Class V soils are not suited to cultivated crops but may be used for range, pasture, woodlands, and recreation. These soils are level, have little erosion hazard, but are limited by factors such as (1) flooding; (2) short growing season; (3) rockiness; or (4) wet areas that cannot be drained.
Class VI soils are unsuitable for cultivated crops but may be used for pasture, range, wildlife, and woodland. Problems may include (1) steep slopes (18 percent to 30 percent slope); (2) severe erosion hazard; (3) established severe erosion; (4) stoniness; (5) shallowness; or (6) drought.

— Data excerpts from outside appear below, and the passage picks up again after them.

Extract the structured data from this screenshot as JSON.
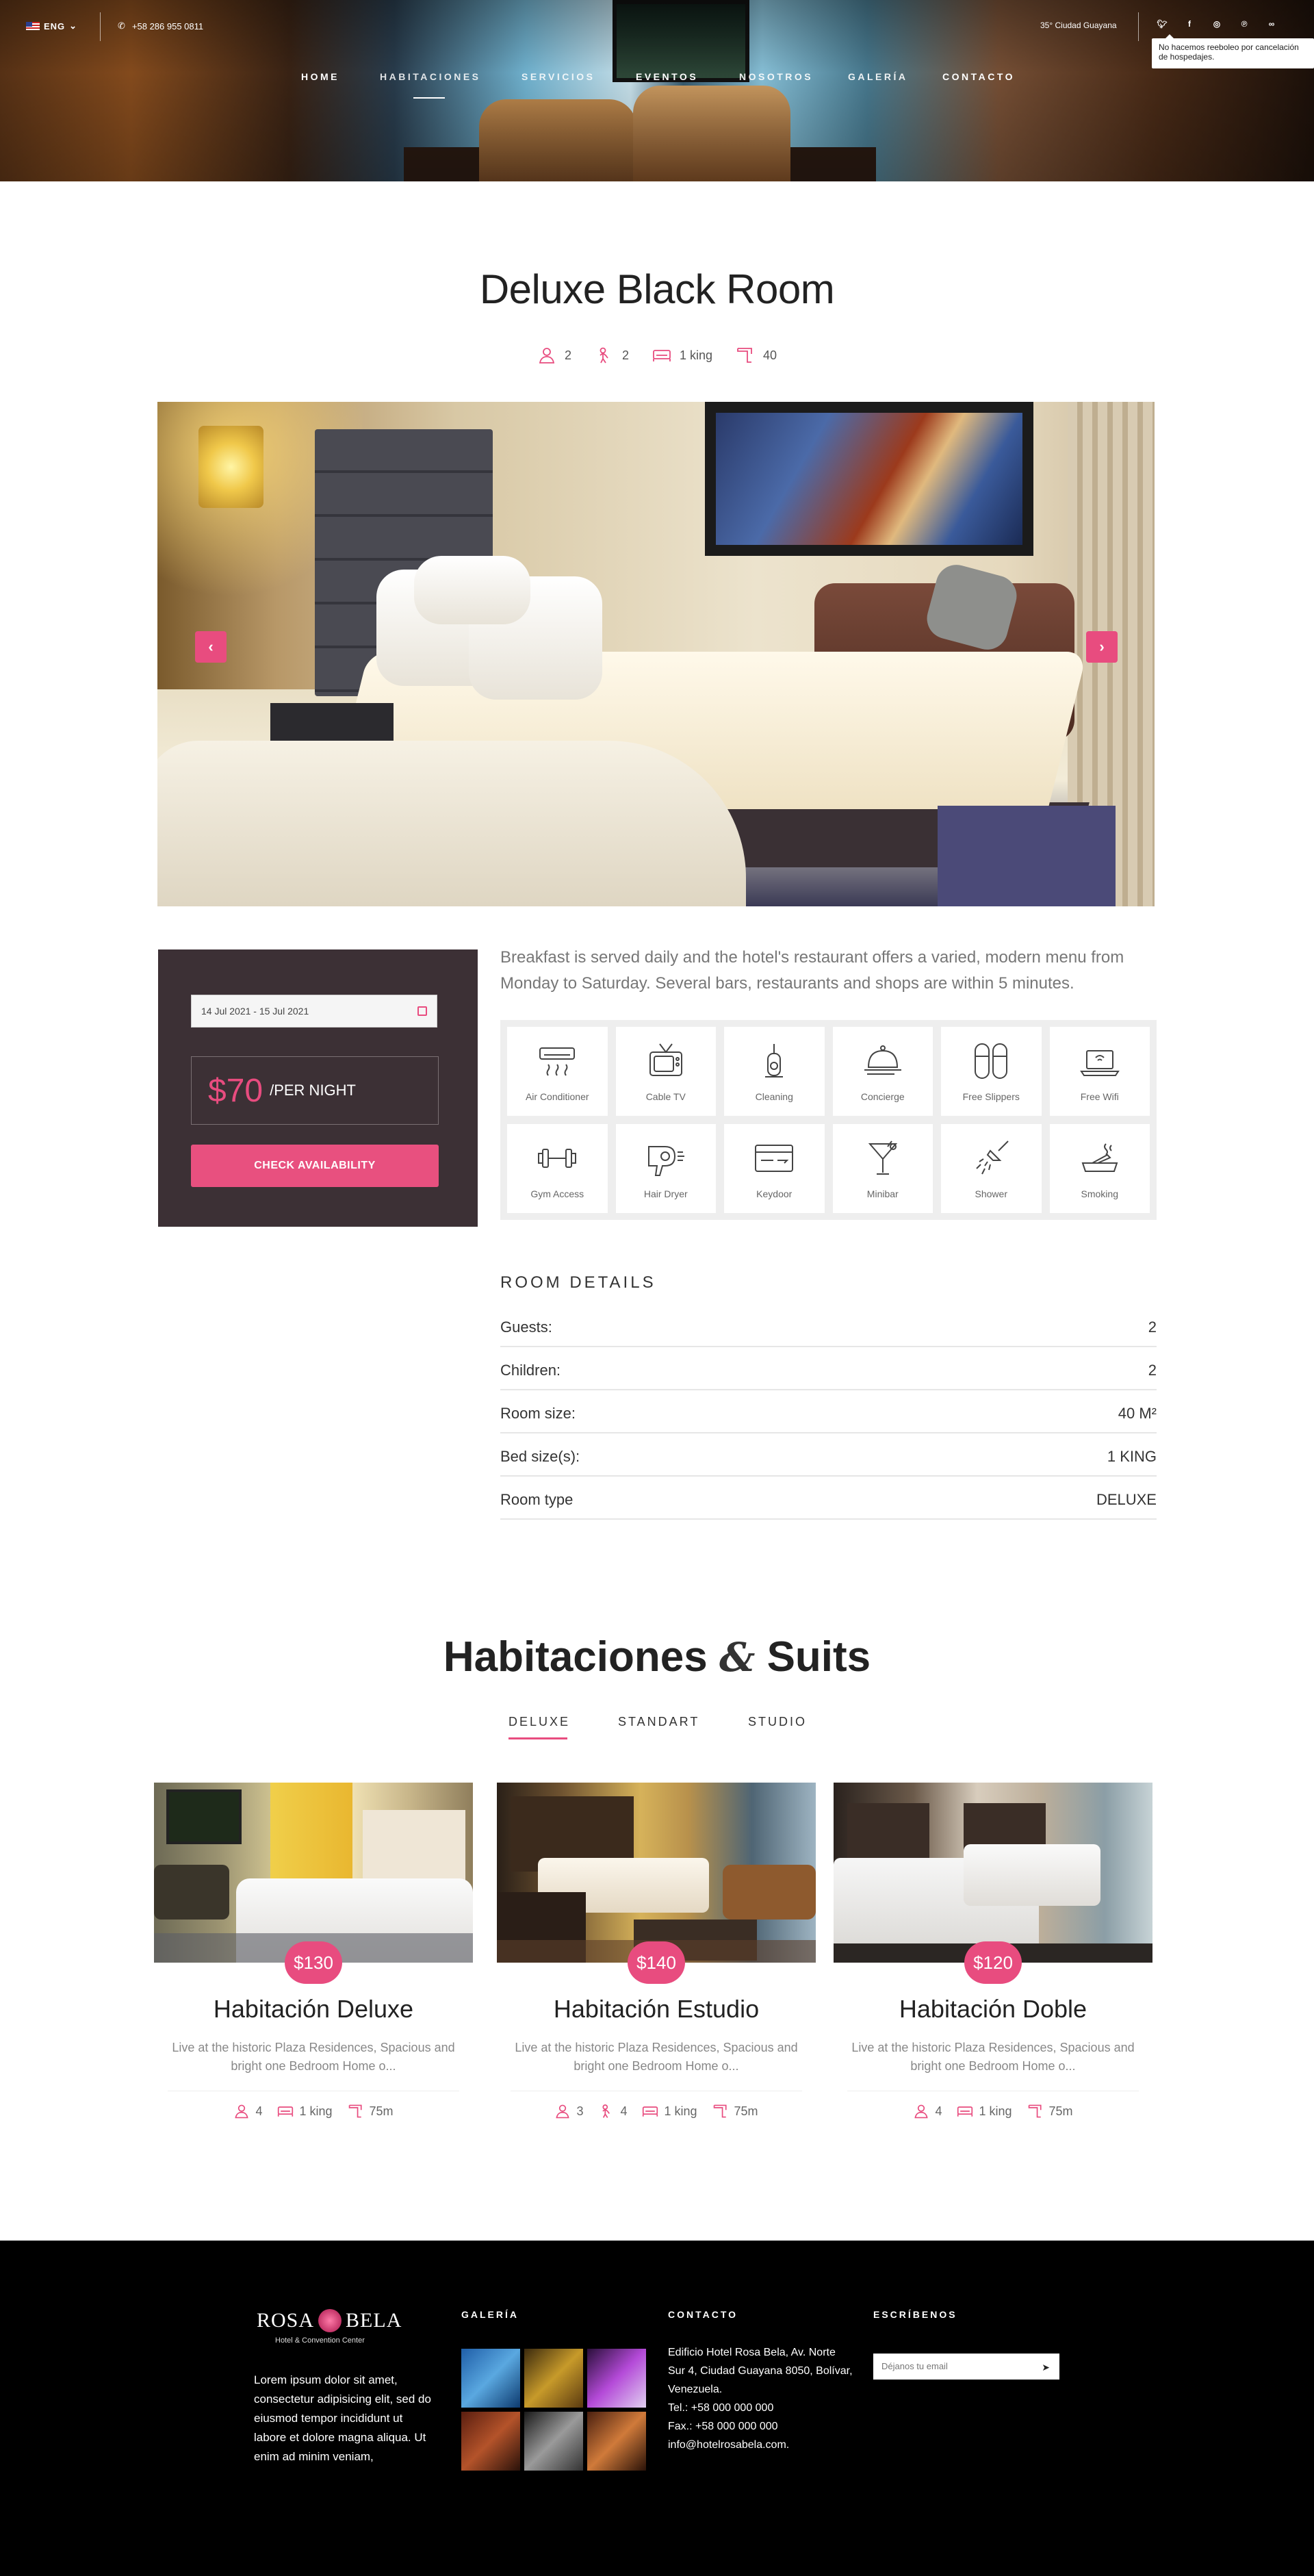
{
  "header": {
    "language": "ENG",
    "phone": "+58 286 955 0811",
    "weather": "35° Ciudad Guayana",
    "socials": [
      "twitter",
      "facebook",
      "instagram",
      "pinterest",
      "tripadvisor"
    ],
    "notice": "No hacemos reeboleo por cancelación de hospedajes.",
    "nav": [
      "HOME",
      "HABITACIONES",
      "SERVICIOS",
      "EVENTOS",
      "NOSOTROS",
      "GALERÍA",
      "CONTACTO"
    ],
    "active_nav": "HABITACIONES"
  },
  "room": {
    "title": "Deluxe Black Room",
    "guests": "2",
    "children": "2",
    "bed": "1 king",
    "size": "40"
  },
  "booking": {
    "date_range": "14 Jul 2021 - 15 Jul 2021",
    "price": "$70",
    "per_night": "/PER NIGHT",
    "button": "CHECK AVAILABILITY"
  },
  "description": "Breakfast is served daily and the hotel's restaurant offers a varied, modern menu from Monday to Saturday. Several bars, restaurants and shops are within 5 minutes.",
  "amenities": [
    "Air Conditioner",
    "Cable TV",
    "Cleaning",
    "Concierge",
    "Free Slippers",
    "Free Wifi",
    "Gym Access",
    "Hair Dryer",
    "Keydoor",
    "Minibar",
    "Shower",
    "Smoking"
  ],
  "room_details": {
    "title": "ROOM DETAILS",
    "rows": [
      {
        "label": "Guests:",
        "value": "2"
      },
      {
        "label": "Children:",
        "value": "2"
      },
      {
        "label": "Room size:",
        "value": "40 M²"
      },
      {
        "label": "Bed size(s):",
        "value": "1 KING"
      },
      {
        "label": "Room type",
        "value": "DELUXE"
      }
    ]
  },
  "rooms_section": {
    "title_a": "Habitaciones",
    "amp": "&",
    "title_b": "Suits",
    "tabs": [
      "DELUXE",
      "STANDART",
      "STUDIO"
    ],
    "cards": [
      {
        "price": "$130",
        "name": "Habitación Deluxe",
        "desc": "Live at the historic Plaza Residences, Spacious and bright one Bedroom Home o...",
        "guests": "4",
        "children": "",
        "bed": "1 king",
        "size": "75m"
      },
      {
        "price": "$140",
        "name": "Habitación Estudio",
        "desc": "Live at the historic Plaza Residences, Spacious and bright one Bedroom Home o...",
        "guests": "3",
        "children": "4",
        "bed": "1 king",
        "size": "75m"
      },
      {
        "price": "$120",
        "name": "Habitación  Doble",
        "desc": "Live at the historic Plaza Residences, Spacious and bright one Bedroom Home o...",
        "guests": "4",
        "children": "",
        "bed": "1 king",
        "size": "75m"
      }
    ]
  },
  "footer": {
    "logo_a": "ROSA",
    "logo_b": "BELA",
    "logo_sub": "Hotel & Convention Center",
    "about": "Lorem ipsum dolor sit amet, consectetur adipisicing elit, sed do eiusmod tempor incididunt ut labore et dolore magna aliqua. Ut enim ad minim veniam,",
    "gallery_title": "GALERÍA",
    "contact_title": "CONTACTO",
    "address": "Edificio Hotel Rosa Bela, Av. Norte Sur 4, Ciudad Guayana 8050, Bolívar, Venezuela.",
    "tel": "Tel.: +58 000 000 000",
    "fax": "Fax.: +58 000 000 000",
    "email": "info@hotelrosabela.com.",
    "write_title": "ESCRÍBENOS",
    "email_placeholder": "Déjanos tu email"
  },
  "colors": {
    "accent": "#e84c7f",
    "panel": "#3c3035",
    "footer": "#000000"
  }
}
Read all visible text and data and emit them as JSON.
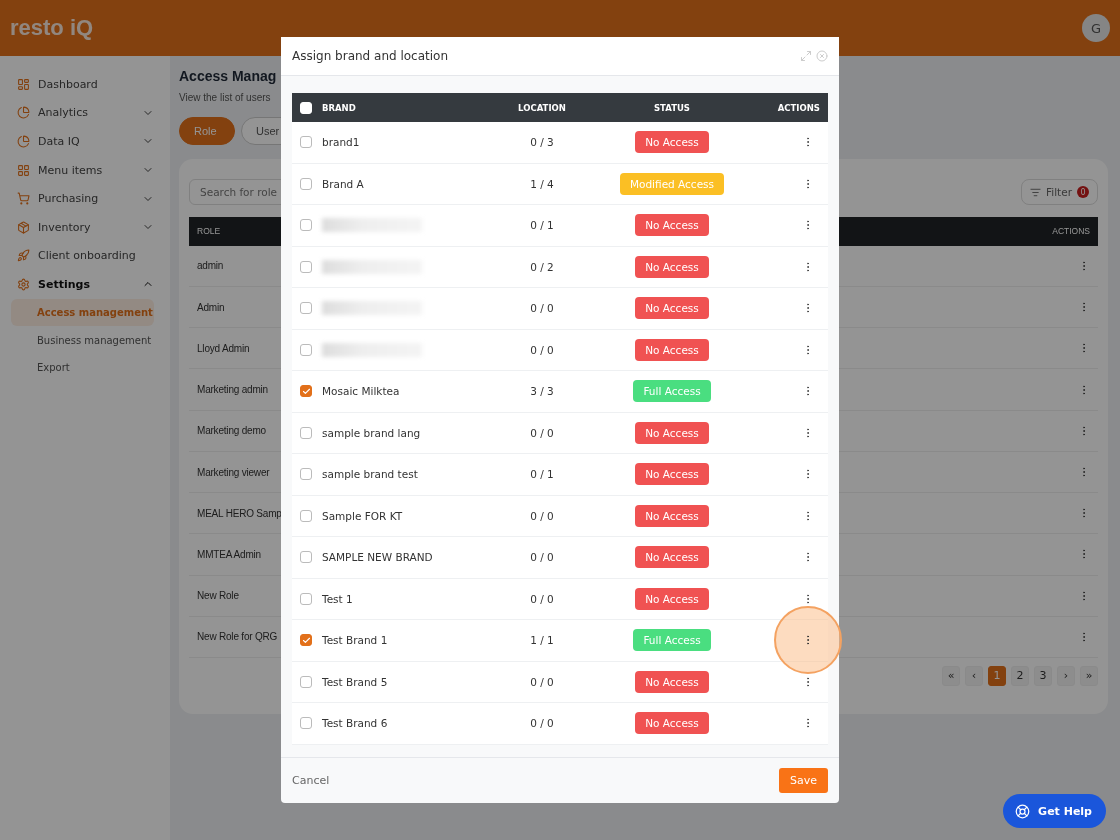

Class VII soils have the same problems as Class VI but are more severe. It is difficult to maintain high-quality pasture, but the land may be used for range, woodlot or forest, recreation, or wildlife if it is carefully managed. Slopes may be greater than 30 percent.
Class VIII soils cannot support any commercial plant production, even timber. They may only be preserved for recreation, wildlife, or for beauty (figure 3-11). Sandy beaches, rock outcroppings, and heavily flooded river bottoms are examples of Class VIII land.
A soil class may be upgraded if the problem is removed. For instance, a Cathro soil (figure 3-5, mapping unit 544) is so wet as to be placed in Class V. An artificially drained Cathro, however, may be moved to Class IV. Permanent irrigation, land leveling, and other practices may also upgrade a soil class.
The eight classes can be simplified to soils that can be used for cultivated crops (Classes I-III), marginal land for cropping (Class IV), and lands not suitable for cropping (Classes V-VIII).
Land Capability Subclasses. All classes except Class I have one or more limitations. Land capability subclasses indicate factors that limit soil use by means of a single letter code added to the class number. A Class IIe soil, for instance, is slightly limited by erosion hazards; a Class VIe soil is very limited by erosion hazards. The letter codes are as follows:
* e-Runoff and erosion. Land with slopes greater than 2 percent are those that need some form of water control.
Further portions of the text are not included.